As I prepare for a presentation next week about empathy, I am hyper-aware of the importance of empathy in all of our lives, especially for parents of teens. I define empathy as the ability to put yourself in another’s shoes, and imagine what it is like to be them. Sounds simple, but it’s not always so. To be empathic and really put yourself in another’s shoes requires you to be vulnerable, which is not comfortable for many of us. We fear being overwhelmed by our feelings if we relate too closely, as well as the loss of our objectivity. Both are possible, but usually less damaging to a relationship than not having any empathy. Sometimes, we’d like to be empathic, but we don’t have the time or energy.

I believe it’s possible to “redo” these moments. Carve out some time in your day or weekend to really “listen” to your teen, and relate to what it feels like to be them. That doesn’t mean you can’t consequence them or be disappointed in their actions, but at least you’re doing so from a place of understanding.
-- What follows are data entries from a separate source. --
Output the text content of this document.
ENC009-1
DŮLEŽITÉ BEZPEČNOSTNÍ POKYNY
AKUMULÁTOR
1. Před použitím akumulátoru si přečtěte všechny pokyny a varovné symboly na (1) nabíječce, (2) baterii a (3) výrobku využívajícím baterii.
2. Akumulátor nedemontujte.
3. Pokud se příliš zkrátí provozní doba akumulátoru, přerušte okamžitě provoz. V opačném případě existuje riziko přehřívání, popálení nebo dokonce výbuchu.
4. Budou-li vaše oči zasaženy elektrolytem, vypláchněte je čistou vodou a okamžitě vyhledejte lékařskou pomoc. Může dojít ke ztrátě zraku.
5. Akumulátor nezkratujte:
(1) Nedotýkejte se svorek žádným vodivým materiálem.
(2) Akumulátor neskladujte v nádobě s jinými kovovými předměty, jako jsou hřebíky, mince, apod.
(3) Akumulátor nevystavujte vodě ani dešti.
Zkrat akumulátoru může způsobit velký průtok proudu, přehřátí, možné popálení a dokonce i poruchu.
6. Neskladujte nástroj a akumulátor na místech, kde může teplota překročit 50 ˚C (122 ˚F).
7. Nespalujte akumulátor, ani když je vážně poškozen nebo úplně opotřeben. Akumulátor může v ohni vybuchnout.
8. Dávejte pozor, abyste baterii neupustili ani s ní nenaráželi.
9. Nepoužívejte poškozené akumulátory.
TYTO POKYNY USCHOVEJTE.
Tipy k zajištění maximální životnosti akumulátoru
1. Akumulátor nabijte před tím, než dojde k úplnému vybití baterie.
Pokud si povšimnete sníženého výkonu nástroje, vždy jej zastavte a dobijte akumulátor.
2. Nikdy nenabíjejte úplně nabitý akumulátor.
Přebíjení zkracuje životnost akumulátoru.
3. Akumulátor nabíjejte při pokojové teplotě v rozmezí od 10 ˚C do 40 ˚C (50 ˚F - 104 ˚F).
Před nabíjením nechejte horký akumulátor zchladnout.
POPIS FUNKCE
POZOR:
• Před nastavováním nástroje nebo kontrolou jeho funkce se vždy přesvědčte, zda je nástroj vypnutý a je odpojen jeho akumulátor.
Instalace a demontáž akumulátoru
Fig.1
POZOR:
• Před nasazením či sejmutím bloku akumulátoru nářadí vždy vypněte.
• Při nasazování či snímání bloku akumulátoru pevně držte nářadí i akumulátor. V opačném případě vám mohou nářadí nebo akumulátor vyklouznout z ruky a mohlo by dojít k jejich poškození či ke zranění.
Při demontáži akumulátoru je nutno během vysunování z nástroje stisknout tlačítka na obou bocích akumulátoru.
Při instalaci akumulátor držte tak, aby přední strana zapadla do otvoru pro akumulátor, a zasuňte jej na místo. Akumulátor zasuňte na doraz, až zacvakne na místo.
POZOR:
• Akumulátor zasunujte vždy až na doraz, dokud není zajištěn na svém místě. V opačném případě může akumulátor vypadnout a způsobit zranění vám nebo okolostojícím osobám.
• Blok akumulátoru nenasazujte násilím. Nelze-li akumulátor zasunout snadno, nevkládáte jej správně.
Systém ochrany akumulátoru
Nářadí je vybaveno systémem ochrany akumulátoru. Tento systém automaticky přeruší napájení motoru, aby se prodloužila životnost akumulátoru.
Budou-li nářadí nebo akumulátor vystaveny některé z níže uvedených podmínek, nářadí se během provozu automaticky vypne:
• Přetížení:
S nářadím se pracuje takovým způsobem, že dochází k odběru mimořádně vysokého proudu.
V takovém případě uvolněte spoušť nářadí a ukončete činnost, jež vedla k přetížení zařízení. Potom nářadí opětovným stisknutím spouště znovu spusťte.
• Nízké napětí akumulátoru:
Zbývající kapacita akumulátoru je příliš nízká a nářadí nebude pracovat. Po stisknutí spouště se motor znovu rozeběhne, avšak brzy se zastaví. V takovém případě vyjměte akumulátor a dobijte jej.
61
It is hard to be a teen. Hormones are flowing, friends are changing, and school and societal expectations are increased. Combine that with the developmental task of discovering your identity and learning to be more autonomous from your parents, and it’s a lot. How many of you really want to go back to high school with an imaginary audience on everything you do or say, and pressure around every corner?

So the next time your teen does something hurtful or slams their door, instead of responding with anger, see if you can respond with empathy. Say something like, “wow, it seems like you’ve having a tough day.” in a calm voice, and let them know you’re there for them when they want to talk. You can still discipline later when everyone is calmer. I’m not going to lie, it’s hard to do when you’ve just been the target of their rage, but see what happens. It may take a few times to see an impact, but don’t give up. You are on your way to a more harmonious relationship with your teen.